For this shortened Fourth of July week, I turned to Java to develop a program capable of logging mouse events. One advantage of using Java is that it is intrinsically platform-independent since each Java application is compiled into bytecode that is then executed in the Java Runtime Environment. I used the java.awt.MouseInfo class to sample the x and y coordinates of the mouse ten times per second. If the position of the mouse has not changed since the last sample, it is not logged again. The code ended up looking like this:

while(true){

            Point mousePt = MouseInfo.getPointerInfo().getLocation();

            mouseX = Math.max(0, mousePt.x);

            mouseY = Math.max(0, mousePt.y);

            if (mouseX != prevX || mouseY != prevY){

                unixTime = System.currentTimeMillis();

                delta = unixTime - prevTime;

                String content = unixTime + " " + delta +

                    " [" + mouseX + "," + mouseY + "]\n";

                writeToFile(filename, content);

            }

            try { Thread.sleep(100); }

            catch (InterruptedException exception){

                exception.printStackTrace();

                throw exception;

            }

            prevX = mouseX;

            prevY = mouseY;

            prevTime = unixTime;

}

The log file I create also includes the timestamp with millisecond granularity as well as the delta since the last different pair of x and y coordinates. This program should work for all three of the platforms we have targeted for this project.

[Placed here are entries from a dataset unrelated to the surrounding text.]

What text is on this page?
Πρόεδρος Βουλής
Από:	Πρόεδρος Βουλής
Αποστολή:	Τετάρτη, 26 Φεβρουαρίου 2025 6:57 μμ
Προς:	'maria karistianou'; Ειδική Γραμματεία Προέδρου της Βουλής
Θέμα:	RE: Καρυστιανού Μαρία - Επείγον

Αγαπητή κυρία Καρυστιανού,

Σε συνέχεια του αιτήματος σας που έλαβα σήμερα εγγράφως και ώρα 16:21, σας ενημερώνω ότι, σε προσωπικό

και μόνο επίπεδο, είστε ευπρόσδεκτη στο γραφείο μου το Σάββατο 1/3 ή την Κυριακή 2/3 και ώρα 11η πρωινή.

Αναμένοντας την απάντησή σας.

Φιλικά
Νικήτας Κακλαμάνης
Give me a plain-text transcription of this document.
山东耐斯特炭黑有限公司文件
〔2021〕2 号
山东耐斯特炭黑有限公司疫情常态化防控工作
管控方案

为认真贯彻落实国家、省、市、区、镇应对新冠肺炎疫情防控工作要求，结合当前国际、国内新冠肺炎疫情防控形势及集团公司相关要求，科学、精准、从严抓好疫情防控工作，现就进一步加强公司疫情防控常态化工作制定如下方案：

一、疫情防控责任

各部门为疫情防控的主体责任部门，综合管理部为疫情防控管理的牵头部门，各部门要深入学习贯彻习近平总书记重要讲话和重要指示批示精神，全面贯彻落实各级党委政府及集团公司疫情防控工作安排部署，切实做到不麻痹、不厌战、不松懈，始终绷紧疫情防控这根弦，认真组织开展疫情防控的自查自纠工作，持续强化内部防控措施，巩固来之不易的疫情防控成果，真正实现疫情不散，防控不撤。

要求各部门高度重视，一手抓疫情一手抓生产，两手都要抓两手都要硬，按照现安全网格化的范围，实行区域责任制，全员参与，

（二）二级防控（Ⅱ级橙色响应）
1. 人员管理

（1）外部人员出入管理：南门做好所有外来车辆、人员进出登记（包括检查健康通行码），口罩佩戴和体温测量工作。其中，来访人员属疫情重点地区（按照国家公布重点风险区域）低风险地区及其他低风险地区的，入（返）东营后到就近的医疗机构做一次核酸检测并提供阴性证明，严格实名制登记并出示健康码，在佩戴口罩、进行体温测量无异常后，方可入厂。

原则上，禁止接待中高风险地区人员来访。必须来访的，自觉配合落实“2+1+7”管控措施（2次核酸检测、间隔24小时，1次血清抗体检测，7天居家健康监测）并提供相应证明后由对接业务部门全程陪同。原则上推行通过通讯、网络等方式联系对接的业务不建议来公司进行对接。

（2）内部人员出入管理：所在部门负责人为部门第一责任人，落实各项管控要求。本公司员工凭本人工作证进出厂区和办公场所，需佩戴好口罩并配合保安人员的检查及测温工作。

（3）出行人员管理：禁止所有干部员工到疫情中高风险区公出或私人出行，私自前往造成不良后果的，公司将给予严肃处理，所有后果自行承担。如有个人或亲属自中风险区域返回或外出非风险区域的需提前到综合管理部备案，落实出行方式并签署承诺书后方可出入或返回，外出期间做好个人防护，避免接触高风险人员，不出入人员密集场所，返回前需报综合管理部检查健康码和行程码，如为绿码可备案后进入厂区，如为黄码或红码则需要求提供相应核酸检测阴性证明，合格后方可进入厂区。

Week 8: Mouse Event Logging

The first thing I did this week was research Linux keyloggers. While there are many online, there are few open source solutions that offer the flexibility required for our project. In fact, I only found one source that provides a timestamp for each individual key pressed. I changed the script to store the data in a local log file that can be parsed later on.

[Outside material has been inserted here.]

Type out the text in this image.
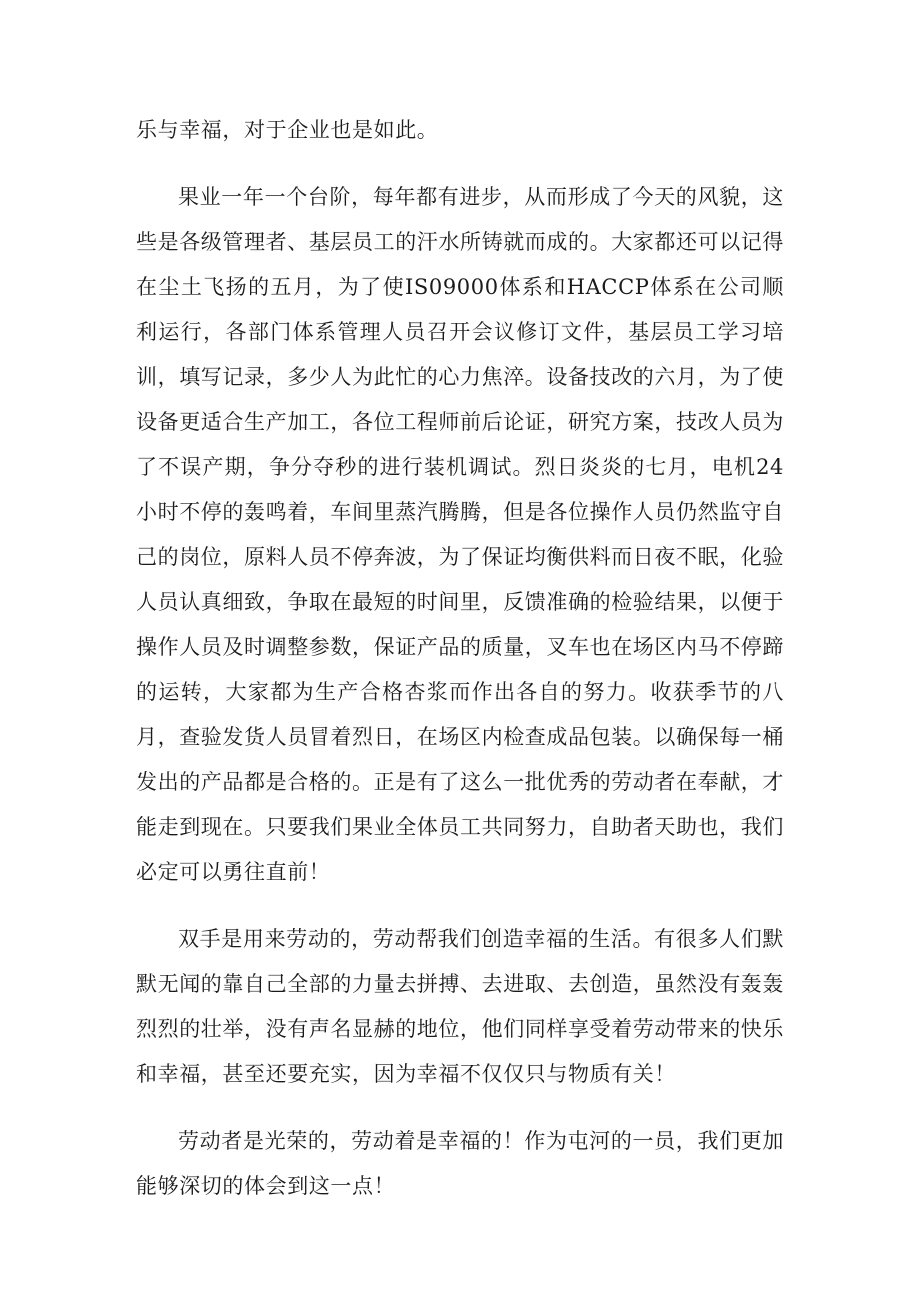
乐与幸福，对于企业也是如此。

果业一年一个台阶，每年都有进步，从而形成了今天的风貌，这些是各级管理者、基层员工的汗水所铸就而成的。大家都还可以记得在尘土飞扬的五月，为了使IS09000体系和HACCP体系在公司顺利运行，各部门体系管理人员召开会议修订文件，基层员工学习培训，填写记录，多少人为此忙的心力焦淬。设备技改的六月，为了使设备更适合生产加工，各位工程师前后论证，研究方案，技改人员为了不误产期，争分夺秒的进行装机调试。烈日炎炎的七月，电机24小时不停的轰鸣着，车间里蒸汽腾腾，但是各位操作人员仍然监守自己的岗位，原料人员不停奔波，为了保证均衡供料而日夜不眠，化验人员认真细致，争取在最短的时间里，反馈准确的检验结果，以便于操作人员及时调整参数，保证产品的质量，叉车也在场区内马不停蹄的运转，大家都为生产合格杏浆而作出各自的努力。收获季节的八月，查验发货人员冒着烈日，在场区内检查成品包装。以确保每一桶发出的产品都是合格的。正是有了这么一批优秀的劳动者在奉献，才能走到现在。只要我们果业全体员工共同努力，自助者天助也，我们必定可以勇往直前！

双手是用来劳动的，劳动帮我们创造幸福的生活。有很多人们默默无闻的靠自己全部的力量去拼搏、去进取、去创造，虽然没有轰轰烈烈的壮举，没有声名显赫的地位，他们同样享受着劳动带来的快乐和幸福，甚至还要充实，因为幸福不仅仅只与物质有关！

劳动者是光荣的，劳动着是幸福的！作为屯河的一员，我们更加能够深切的体会到这一点！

For the rest of the week, I did a lot of research on Linux device event files in order to work on capturing mouse events. Unfortunately, the protocol for this OS service varies wildly depending on the Linux distro in question and I was unable to find a truly reliable source for working with the Ubuntu VM. I also refrained from investigating rootkits because I did not want to put my personal machine at risk. So far, my understanding is that a new input_event struct is written to the event file every time the given hardware device has a new event to report. The struct has the following format:

struct input_event {

struct timeval time;

__u16 type;

__u16 code;

__s32 value;

};

However, when I use programs that try to exploit this data formatting, the only field that ever changes is the timeval struct while the type, code, and value remain constant. The best option I could find for logging mouse events was the python bindings for evdev. Using this package to read /dev/input/event3, the mouse event file for Ubuntu 12.04 LTS, I am able to record mouse clicks with extremely precise timestamps. None of the deltas get recorded and the coordinates of the mouse when it is clicked are not logged either.